A randomized controlled trial of an anti-inflammatory medication might help answer these questions, especially now that new magnetic resonance imaging can help identify children in whom inflammation is the main culprit.

"Once we feel we can select out the kids where arteriopathy seems to be inflammatory and it's not a dissection, I think we could design a study to use steroids and see whether that changes the course of their arteriopathy and also their recurrent stroke risk."

Identifying risk

Dr E Steve Roach (Ohio State University College of Medicine, Columbus) commented on the study on behalf of the American Stroke Association.

"I could see that if this holds up, it could deepen our understanding of the pathophysiology of stroke in children, and I could see this leading later to discoveries that might actually help us prevent the stroke or possibly identify a subgroup of people who are at more risk for a stroke in the setting of infection," Roach said in comments released by the association.

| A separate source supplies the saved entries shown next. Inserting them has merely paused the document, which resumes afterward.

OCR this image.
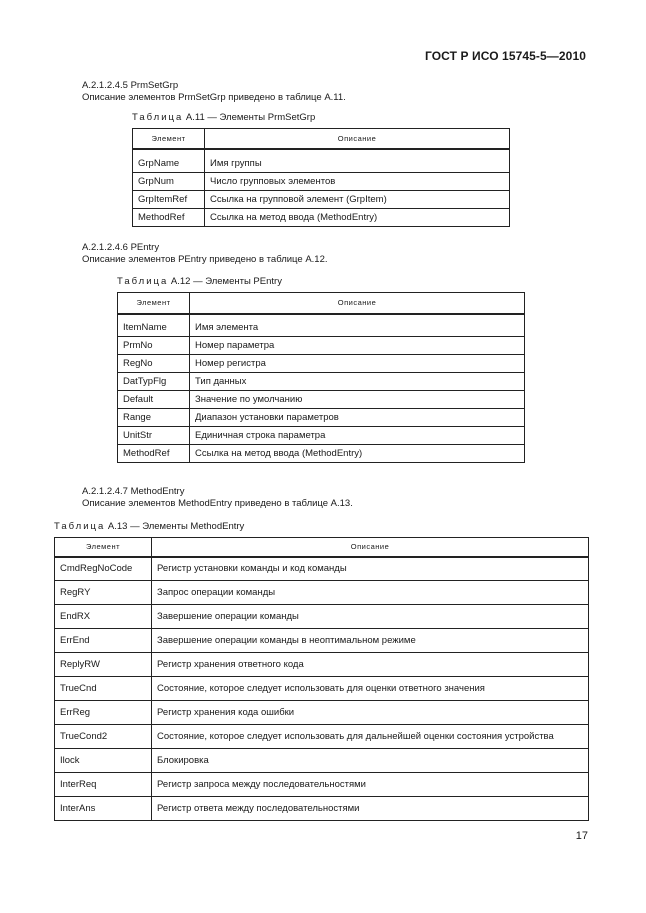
ГОСТ Р ИСО 15745-5—2010
А.2.1.2.4.5 PrmSetGrp
Описание элементов PrmSetGrp приведено в таблице А.11.
Таблица А.11 — Элементы PrmSetGrp
Элемент	Описание
GrpName	Имя группы
GrpNum	Число групповых элементов
GrpItemRef	Ссылка на групповой элемент (GrpItem)
MethodRef	Ссылка на метод ввода (MethodEntry)
А.2.1.2.4.6 PEntry
Описание элементов PEntry приведено в таблице А.12.
Таблица А.12 — Элементы PEntry
Элемент	Описание
ItemName	Имя элемента
PrmNo	Номер параметра
RegNo	Номер регистра
DatTypFlg	Тип данных
Default	Значение по умолчанию
Range	Диапазон установки параметров
UnitStr	Единичная строка параметра
MethodRef	Ссылка на метод ввода (MethodEntry)
А.2.1.2.4.7 MethodEntry
Описание элементов MethodEntry приведено в таблице А.13.
Таблица А.13 — Элементы MethodEntry
Элемент	Описание
CmdRegNoCode	Регистр установки команды и код команды
RegRY	Запрос операции команды
EndRX	Завершение операции команды
ErrEnd	Завершение операции команды в неоптимальном режиме
ReplyRW	Регистр хранения ответного кода
TrueCnd	Состояние, которое следует использовать для оценки ответного значения
ErrReg	Регистр хранения кода ошибки
TrueCond2	Состояние, которое следует использовать для дальнейшей оценки состояния устройства
Ilock	Блокировка
InterReq	Регистр запроса между последовательностями
InterAns	Регистр ответа между последовательностями
17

"I don't think this will impact what we do now, but if this holds up and is bolstered by additional studies, I could actually see this maybe altering what we do in the future based on future discoveries."

There is already a study under way that should provide more data on this, he noted, the Vascular Effects of Infection in Pediatrics (VIPS), a prospective study looking at this same relationship; Fullerton is also the principal investigator.

"So the VIPS trial will give us a little more precise information about this. Is the relationship real? Is the percentage lower or higher?" he added. The data should be available in the next year or two, "so we're going to have some more extensive and arguably more rigorous information about this topic in the immediate future."

The researchers report no conflicts of interest.